Sometimes I get worried that I am going through my transition too quickly, that if I were non-binary, I wouldn't catch those subtleties. Being attracted to women complicates this as well, as a lot of the way we think about femininity gets wrapped up in sexual dynamics - I notice among cis lesbians the incorporation of masculine elements (sometimes it even seems some sapphic women have more masculine features outside of their gender expression!). I don't feel like a butch, but being a sapphic femme can be confusing when you're born in a male body, I feel different from straight women in subtle ways that can lead to "am I non-binary" kind of thinking.

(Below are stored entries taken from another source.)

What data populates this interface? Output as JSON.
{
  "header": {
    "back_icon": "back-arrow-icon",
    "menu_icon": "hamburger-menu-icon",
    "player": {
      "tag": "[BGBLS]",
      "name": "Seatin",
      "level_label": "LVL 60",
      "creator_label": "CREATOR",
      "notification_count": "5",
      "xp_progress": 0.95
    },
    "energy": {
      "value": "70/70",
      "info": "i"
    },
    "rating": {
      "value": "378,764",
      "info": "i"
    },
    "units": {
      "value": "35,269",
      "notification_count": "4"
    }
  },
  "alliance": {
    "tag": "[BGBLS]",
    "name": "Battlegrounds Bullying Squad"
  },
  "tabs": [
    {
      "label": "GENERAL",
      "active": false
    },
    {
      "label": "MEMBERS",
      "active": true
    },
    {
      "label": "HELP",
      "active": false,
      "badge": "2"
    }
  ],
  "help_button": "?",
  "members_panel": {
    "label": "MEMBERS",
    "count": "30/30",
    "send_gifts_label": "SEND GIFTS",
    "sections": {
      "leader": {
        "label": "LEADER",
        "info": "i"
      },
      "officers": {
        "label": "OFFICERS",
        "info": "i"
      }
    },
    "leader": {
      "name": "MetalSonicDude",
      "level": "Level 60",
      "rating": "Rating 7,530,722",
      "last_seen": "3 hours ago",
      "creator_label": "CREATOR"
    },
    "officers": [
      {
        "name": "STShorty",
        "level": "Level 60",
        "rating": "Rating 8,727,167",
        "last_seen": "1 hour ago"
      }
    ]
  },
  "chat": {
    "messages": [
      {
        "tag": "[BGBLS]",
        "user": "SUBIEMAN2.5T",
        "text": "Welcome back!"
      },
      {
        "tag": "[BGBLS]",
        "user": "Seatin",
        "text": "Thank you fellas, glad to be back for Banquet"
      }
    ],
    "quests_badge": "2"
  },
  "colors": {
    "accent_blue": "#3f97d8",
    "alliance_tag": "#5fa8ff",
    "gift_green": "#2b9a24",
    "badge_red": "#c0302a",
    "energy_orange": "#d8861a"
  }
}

I'm also getting older, and there is a part of me that feels like a lot of my self-doubting has nothing to do with the actual question or exploration of my identity. Instead, it has to do with the fears I have about transitioning. I'm ten months into taking HRT and there has never been a moment where I thought being a man is preferable, nor where I thought a non-binary identity seemed affirming. I don't like being gender-ambiguous or being able to be perceived as either gender, it's clear that I think being a woman is the best, and so I use that as my North star.
Anyway, I need to work on self-construction and affirmation more, because I think you're right that it would probably help with my doubt issue.
Thank you as always for your wisdom. ❤️
For what it's worth, I'm a late transitioning trans woman that speed ran my transition and has a semi antagonistic relationship with femininity.
Nearly 8 years in, I still wonder if I'd identify on the binary if I'd have been born a generation or two later than I was. I still don't really understand my sexuality and romantic attractions.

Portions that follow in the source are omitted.